[Devel] Re: [RFC][PATCH 3/4] sunrpc: Improve UTS namespace workaround

Matt Helsley matthltc at us.ibm.com
Tue Jan 6 16:28:03 PST 2009


On Tue, 2009-01-06 at 11:02 -0500, Chuck Lever wrote:
> Matt-
> 
> Thanks for pursuing a permanent fix for this.
> 
> On Jan 5, 2009, at Jan 5, 2009, 8:13 PM, Matt Helsley wrote:
> 
> > We can improve upon a workaround applied in commit
> > 63ffc23d307c9534c732edd87895e37b223004a3 ( http://git.kernel.org/?p=linux/kernel/git/torvalds/linux-2.6.git;a=commit;h=63ffc23d307c9534c732edd87895e37b223004a3 
> >  )
> >
> > The original problem was:
> >
> > "On a system with nfs mounts, if a task unshares its mount namespace,
> > a oops can occur when the system is rebooted if the task is the last
> > to unreference the nfs mount. It will try to create a rpc request
> > using utsname() which has been invalidated by free_nsproxy()."
> >
> > Cedric worked around this by always using the initial uts namespace  
> > for RPC.
> > Critically this workaround meant that RPC clients in uts namespaces  
> > can never
> > report the changed nodename when utilizing RPC.
> >
> > Fix that by storing the nodename in the NFS server structure (part  
> > of the NFS
> > super block) and, when an RPC client is operating on behalf of NFS,  
> > reporting
> > that nodename.

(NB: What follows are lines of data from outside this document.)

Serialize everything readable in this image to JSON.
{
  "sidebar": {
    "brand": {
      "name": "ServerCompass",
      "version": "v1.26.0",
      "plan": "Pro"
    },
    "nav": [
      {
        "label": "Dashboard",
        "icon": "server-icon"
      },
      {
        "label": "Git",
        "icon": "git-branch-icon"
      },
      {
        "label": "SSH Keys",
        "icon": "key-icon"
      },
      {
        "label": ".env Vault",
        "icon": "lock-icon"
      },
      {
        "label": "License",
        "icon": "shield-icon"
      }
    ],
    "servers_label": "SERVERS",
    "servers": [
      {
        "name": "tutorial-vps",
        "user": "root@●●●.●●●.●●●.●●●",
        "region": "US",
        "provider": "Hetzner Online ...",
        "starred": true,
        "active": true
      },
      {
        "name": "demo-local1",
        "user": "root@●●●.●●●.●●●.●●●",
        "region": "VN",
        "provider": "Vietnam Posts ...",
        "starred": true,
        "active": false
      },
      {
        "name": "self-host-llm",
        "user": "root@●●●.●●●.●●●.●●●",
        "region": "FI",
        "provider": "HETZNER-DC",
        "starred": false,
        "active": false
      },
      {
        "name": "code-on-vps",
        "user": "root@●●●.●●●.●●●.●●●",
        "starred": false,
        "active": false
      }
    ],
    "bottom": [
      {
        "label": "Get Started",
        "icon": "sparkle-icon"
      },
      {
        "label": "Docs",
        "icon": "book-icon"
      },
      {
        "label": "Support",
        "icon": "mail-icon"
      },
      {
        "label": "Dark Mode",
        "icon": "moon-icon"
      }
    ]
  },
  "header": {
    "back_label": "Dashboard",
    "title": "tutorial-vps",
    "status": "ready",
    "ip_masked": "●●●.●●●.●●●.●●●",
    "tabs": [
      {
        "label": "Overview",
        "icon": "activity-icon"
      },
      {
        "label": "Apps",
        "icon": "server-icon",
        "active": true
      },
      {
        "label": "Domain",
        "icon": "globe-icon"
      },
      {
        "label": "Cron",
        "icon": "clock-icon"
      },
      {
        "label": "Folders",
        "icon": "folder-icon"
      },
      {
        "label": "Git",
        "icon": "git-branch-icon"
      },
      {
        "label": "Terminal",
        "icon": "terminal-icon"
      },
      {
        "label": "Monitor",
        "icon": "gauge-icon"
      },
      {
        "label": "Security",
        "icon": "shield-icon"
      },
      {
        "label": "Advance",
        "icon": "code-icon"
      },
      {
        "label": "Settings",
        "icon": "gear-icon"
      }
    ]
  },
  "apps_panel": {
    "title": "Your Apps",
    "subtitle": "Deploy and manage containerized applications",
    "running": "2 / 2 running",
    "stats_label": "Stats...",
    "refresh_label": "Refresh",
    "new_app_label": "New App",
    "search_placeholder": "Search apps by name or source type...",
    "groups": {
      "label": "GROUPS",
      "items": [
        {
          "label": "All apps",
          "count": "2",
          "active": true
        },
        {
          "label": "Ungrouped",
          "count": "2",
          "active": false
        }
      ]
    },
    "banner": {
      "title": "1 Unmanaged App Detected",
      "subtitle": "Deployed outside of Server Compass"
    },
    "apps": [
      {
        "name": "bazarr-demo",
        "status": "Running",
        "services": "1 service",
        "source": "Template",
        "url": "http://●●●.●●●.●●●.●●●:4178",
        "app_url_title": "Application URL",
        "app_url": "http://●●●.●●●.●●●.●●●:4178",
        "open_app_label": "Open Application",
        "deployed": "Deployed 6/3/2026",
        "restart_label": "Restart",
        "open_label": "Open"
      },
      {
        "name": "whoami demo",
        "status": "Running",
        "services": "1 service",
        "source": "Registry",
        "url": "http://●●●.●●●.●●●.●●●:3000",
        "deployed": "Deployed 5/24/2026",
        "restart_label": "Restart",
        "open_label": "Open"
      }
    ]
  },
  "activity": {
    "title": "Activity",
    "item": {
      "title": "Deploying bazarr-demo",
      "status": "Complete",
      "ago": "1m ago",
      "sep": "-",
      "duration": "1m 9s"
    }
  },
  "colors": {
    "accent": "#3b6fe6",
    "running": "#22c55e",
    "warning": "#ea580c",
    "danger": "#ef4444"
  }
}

This solves the problem for NFS clients but leaves  
> > any other
> > RPC users out in the cold.
> >
> > Rather than caching the nodename in the client structure RPC should  
> > obtain the
> > nodename from RPC callers. It would then be up to those services  
> > making RPC
> > calls to cache the nodename for as long as necessary -- somewhat  
> > like this patch
> > does with NFS.
> 
> Instead of having the RPC client call the consumer back, why can't you  
> pass the nodename as an argument to each RPC call; say, via the  
> rpc_message structure?
> 
> > NOTE: Part of Cedric's workaround -- use of the initial uts  
> > namespace -- is
> > still necessary because non-NFS RPC callers still rely on the  
> > nodename cached
> > with the RPC client struct.
> 
> In the long run I think it would be more useful to spell out where  
> each consumer gets its nodename value, rather than having a convenient  
> default value.  A default would encourage exposing nodenames  
> inappropriately due to sloppy coding and incorrect assumptions (on the  
> developer's part) about a complex API.
> 
> Where would NFSv4 callbacks get a nodename, for example?  And what  
> about rpcbind requests?
> 
> > Thoughts?
> 
> 
> More comments below.
> 
> > Signed-off-by: Matt Helsley <matthltc at us.ibm.com>
> > Cc: Cedric Le Goater <clg at fr.ibm.com>
> > Cc: Linux Kernel Mailing List <linux-kernel at vger.kernel.org>
> > Cc: linux-nfs at vger.kernel.org
> > Cc: Trond Myklebust <trond.myklebust at fys.uio.no>
> > Cc: Chuck Lever <chuck.lever at oracle.com>
> > Cc: Eric W. Biederman <ebiederm at xmission.com>
> > Cc: Linux Containers <containers at lists.osdl.org>
> >
> > ---
> > fs/lockd/clntproc.c         |   16 +++++++++++++---
> > fs/nfs/client.c             |    6 ++++++
> > fs/nfs/super.c              |    6 ++++++
> > include/linux/nfs_fs.h      |    2 ++
> > include/linux/nfs_fs_sb.h   |    3 +++
> > include/linux/sunrpc/clnt.h |    2 ++
> > net/sunrpc/auth_unix.c      |   13 ++++++++++++-
> > 7 files changed, 44 insertions(+), 4 deletions(-)
> >
> > Index: linux-2.6.28/include/linux/sunrpc/clnt.h
> > ===================================================================
> > --- linux-2.6.28.orig/include/linux/sunrpc/clnt.h
> > +++ linux-2.6.28/include/linux/sunrpc/clnt.h
> > @@ -19,6 +19,7 @@
> > #include <asm/signal.h>
> >
> > struct rpc_inode;
> > +struct nfs_server;
> >
> > /*
> >  * The high-level client handle
> > @@ -50,6 +51,7 @@ struct rpc_clnt {
> >
> > 	int			cl_nodelen;	/* nodename length */
> > 	char 			cl_nodename[UNX_MAXNODENAME];
> > +	struct nfs_server	*cl_nfs_server;
> 
> This is a layering violation...  I would rather avoid introducing new  
> strong data structure dependencies on one of RPC's consumers.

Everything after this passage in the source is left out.